Could protecting Britain’s peatlands be pivotal in its fight to slow climate change?
Conservationist Christopher Dean believes so.
“It's important as keeping this in the ground here as it is important not mining coal and putting coal back into the atmosphere."
Peatlands take carbon dioxide - or CO2 - out of the atmosphere as the vegetation on top builds plant structures and carbon settles in the layers of peat which have developed over thousands of years.
Rising global temperatures are drying them out, making them susceptible to wildfires and turning what should be carbon sinks into carbon sources.
Dean and his team are constructing dams in natural gullies to stop the moorland from drying out and eroding.
They are also planting sphagnum moss which holds 20 times its own weight in water to keep the peat moist.
Dean is confident this could be an easy fix.
“If we invest in turning this landscape into good ecological condition, it will take CO2 out the atmosphere for us. Lock it up in the peat and it will be a fantastic good news story for climate change. And it's, it's something that we could do very quickly.”
In England’s marshy Fenlands, a pilot project is testing new types of sustainable crops that can grow in re-wetted peatlands.

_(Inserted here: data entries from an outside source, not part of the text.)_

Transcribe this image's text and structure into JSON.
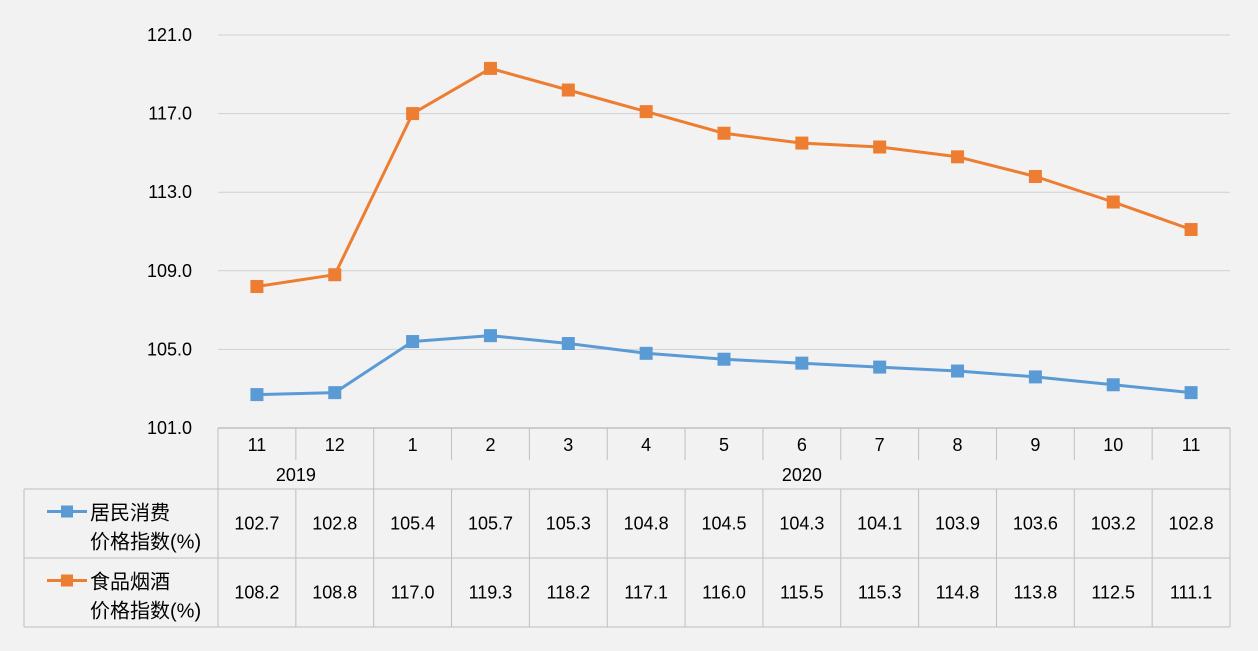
{
  "chart_data": {
    "type": "line",
    "y_ticks": [
      "101.0",
      "105.0",
      "109.0",
      "113.0",
      "117.0",
      "121.0"
    ],
    "ylim": [
      101,
      121
    ],
    "categories": [
      "11",
      "12",
      "1",
      "2",
      "3",
      "4",
      "5",
      "6",
      "7",
      "8",
      "9",
      "10",
      "11"
    ],
    "years": [
      {
        "label": "2019",
        "start": 0,
        "count": 2
      },
      {
        "label": "2020",
        "start": 2,
        "count": 11
      }
    ],
    "grid": true,
    "legend_placement": "data-table",
    "series": [
      {
        "name_line1": "居民消费",
        "name_line2": "价格指数(%)",
        "color": "#5b9bd5",
        "values": [
          102.7,
          102.8,
          105.4,
          105.7,
          105.3,
          104.8,
          104.5,
          104.3,
          104.1,
          103.9,
          103.6,
          103.2,
          102.8
        ],
        "labels": [
          "102.7",
          "102.8",
          "105.4",
          "105.7",
          "105.3",
          "104.8",
          "104.5",
          "104.3",
          "104.1",
          "103.9",
          "103.6",
          "103.2",
          "102.8"
        ]
      },
      {
        "name_line1": "食品烟酒",
        "name_line2": "价格指数(%)",
        "color": "#ed7d31",
        "values": [
          108.2,
          108.8,
          117.0,
          119.3,
          118.2,
          117.1,
          116.0,
          115.5,
          115.3,
          114.8,
          113.8,
          112.5,
          111.1
        ],
        "labels": [
          "108.2",
          "108.8",
          "117.0",
          "119.3",
          "118.2",
          "117.1",
          "116.0",
          "115.5",
          "115.3",
          "114.8",
          "113.8",
          "112.5",
          "111.1"
        ]
      }
    ]
  }
}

The “Water Works" project is run by the Wildlife Trust, alongside scientists and academics from the UK’s Centre for Ecology and Hydrology and from the University of East London.
Lorna Parker is the project’s restoration manager.
“What we're trying to do here is demonstrate a new way that we could form peat soils and still bringing economic income for farmers, but actually trap that carbon in the soil with a new form of crops."
The team hope that sustainable crops, such as wild celery, typha and reeds, could be used in a range of industries including food, construction and medicine.